By Barb Shegog
Although some may have viewed SMAs as a short-lived phenomenon, they offer benefits like additional yield, better diversification, more transparency and greater control.
The Securities and Exchange Commission recently voted unanimously to propose rules that would reform the way that money market funds operate in order to make them less susceptible to runs that could harm investors. This has prompted a continued search for alternative investments. Particular interest has been on separate accounts.
Although some may have viewed separately managed accounts (SMA) as a short-lived phenomenon, many have been taking advantage of what they have to offer: a good balance of risk and reward as well as capital preservation.
More risk for the same yield
Since the crisis, money fund investors have accepted extremely low yields and high fees from money funds for the principal protection and constant net asset value that they offer. The current book value treatment afforded to money funds also allows the fund to be marked at cost and accrue income. As a result of this book value treatment, an MMF offers no volatility and almost no yield. But after the proposed regulations take effect, which some think is likely, money market funds will offer some volatility and almost no yield. The notion of more risk for the same yield contradicts basic financial theory.
Given the investment options outlined in Figure 1, the obvious choice is simply to switch from a prime fund to a government-only MMFs, which are keeping a constant NAV. This might not be the best solution, said Jerome Schneider, managing director at PIMCO. That’s because investors with more than $500bn in assets could be considering the same move. That means shrinking supply and higher demand. “Both retail and institutional investors could be left out in the cold if the supply-demand dynamic leads sponsors of government focused money market funds to spurn additional inflows due to more limited investment options,” Mr. Schneider said.
This leaves an SMA as the most viable option. Separate account management may feel like a fad or a quick solution to a new problem. It is not. Mr. Schneider explains that several money managers have successfully managed alternative funds outside the MMF realm for decades.
If an investor is able to bifurcate a portion of the assets that are not earmarked for day-to-day operations or are comfortable exposing the liquidity pool to some volatility, now is the time to consider a separate account for your liquidity needs. A separately managed account can offer additional yield, better diversification, more transparency, and greater control over the investable investment universe.
SMA’s: Better diversification
Separate account strategies can look to invest in a wider set of asset classes beyond money-fund eligibility criteria (such as Rule 2a-7 limitations on credit quality and maturity.) The broader universe offers investors more diversification and reduces concentration risks.
One of the greatest benefits of moving to a separate account is greater control over the investment in the account. You can determine an investment policy that works best for the given situation. If you do not have in-house expertise, many investment managers are available to partner with who understand the unique needs and challenges of liquidity management.
An active manager will also have more tools in their toolkit to guide the account through a rising rate environment; MMFs have limited options under increasingly tighter regulations. Another benefit is you can choose the risk metrics to measure the account. A MMF fund must provide the same metrics to all investors; there is no customization available.
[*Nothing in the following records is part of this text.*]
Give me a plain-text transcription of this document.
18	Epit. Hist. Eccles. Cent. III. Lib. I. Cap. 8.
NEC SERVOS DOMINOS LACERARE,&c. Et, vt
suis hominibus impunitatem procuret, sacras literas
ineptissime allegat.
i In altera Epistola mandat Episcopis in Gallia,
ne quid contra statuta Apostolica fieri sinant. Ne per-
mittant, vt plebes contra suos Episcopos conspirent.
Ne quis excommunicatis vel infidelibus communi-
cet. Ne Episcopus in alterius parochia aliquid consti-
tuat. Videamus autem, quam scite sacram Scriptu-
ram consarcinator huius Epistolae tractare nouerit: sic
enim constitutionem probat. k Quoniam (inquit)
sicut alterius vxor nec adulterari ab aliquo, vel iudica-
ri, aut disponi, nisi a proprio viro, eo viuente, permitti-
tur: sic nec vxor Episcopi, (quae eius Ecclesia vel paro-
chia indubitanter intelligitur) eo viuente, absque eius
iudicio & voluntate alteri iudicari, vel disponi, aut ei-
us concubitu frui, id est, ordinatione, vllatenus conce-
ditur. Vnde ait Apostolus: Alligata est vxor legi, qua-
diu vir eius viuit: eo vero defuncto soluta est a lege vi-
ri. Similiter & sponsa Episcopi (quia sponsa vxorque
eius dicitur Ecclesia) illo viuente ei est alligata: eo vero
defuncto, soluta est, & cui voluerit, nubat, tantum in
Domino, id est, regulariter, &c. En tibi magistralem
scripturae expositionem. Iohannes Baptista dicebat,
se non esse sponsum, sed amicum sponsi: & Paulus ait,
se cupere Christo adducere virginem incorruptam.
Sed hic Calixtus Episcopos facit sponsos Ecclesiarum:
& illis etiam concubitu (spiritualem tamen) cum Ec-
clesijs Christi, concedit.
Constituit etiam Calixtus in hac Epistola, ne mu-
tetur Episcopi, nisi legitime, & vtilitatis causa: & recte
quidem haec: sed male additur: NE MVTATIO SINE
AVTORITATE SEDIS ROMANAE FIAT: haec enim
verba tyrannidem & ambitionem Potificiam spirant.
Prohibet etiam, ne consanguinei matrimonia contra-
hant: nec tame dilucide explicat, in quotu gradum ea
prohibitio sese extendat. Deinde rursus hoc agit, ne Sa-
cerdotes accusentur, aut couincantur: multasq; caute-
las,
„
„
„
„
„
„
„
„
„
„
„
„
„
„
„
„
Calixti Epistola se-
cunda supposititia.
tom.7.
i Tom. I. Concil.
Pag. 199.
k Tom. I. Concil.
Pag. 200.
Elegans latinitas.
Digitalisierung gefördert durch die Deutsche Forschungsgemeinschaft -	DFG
You will receive what the investment managers want you to see.
With any investment decision, the pros must be evaluated against the cons. Money market funds do offer convenience and less oversight by the investor. Although given the push for more transparency, investors have no excuses when it comes to diligently monitoring the funds. A separate account would require selecting a manager, designing an investment policy, and then monitoring the investment portfolio and compliance with the guidelines. With a money market fund, the tighter regulations would give you some comfort in the investments.
Given the uncertain outcome of these proposals, most investors will wait and react once the SEC’s actions are fully implemented. Kevin Kuhner, Portfolio Manager at PIMCO has been urging investors to recognize this possible change in traditional cash management vehicles and educate themselves on alternative liquidity management strategies. But with other destinations cropping up not everyone is waiting around to see what happens.
In light of today’s low yields and tighter regulations, considering a move outside of money market funds to a separately managed account has never been more attractive.
MMF Alternatives
Investment options for prime MMF investors should the SEC’s recent recommendations be adopted:
- Remain in existing 2a7-prime MMF’s and tolerate any volatility associated with the floating NAV structure.
- Shift to US Treasury of other government-focused MMF’s, which remain fixed at $1 par NAV but typically offer lower yields than prime funds. But typically offer lower yields than prime funds.
- Move funds to bank deposits (insured and uninsured account options).
- Invest in short-term fixed income offerings focusing on capital preservation (Separately managed account).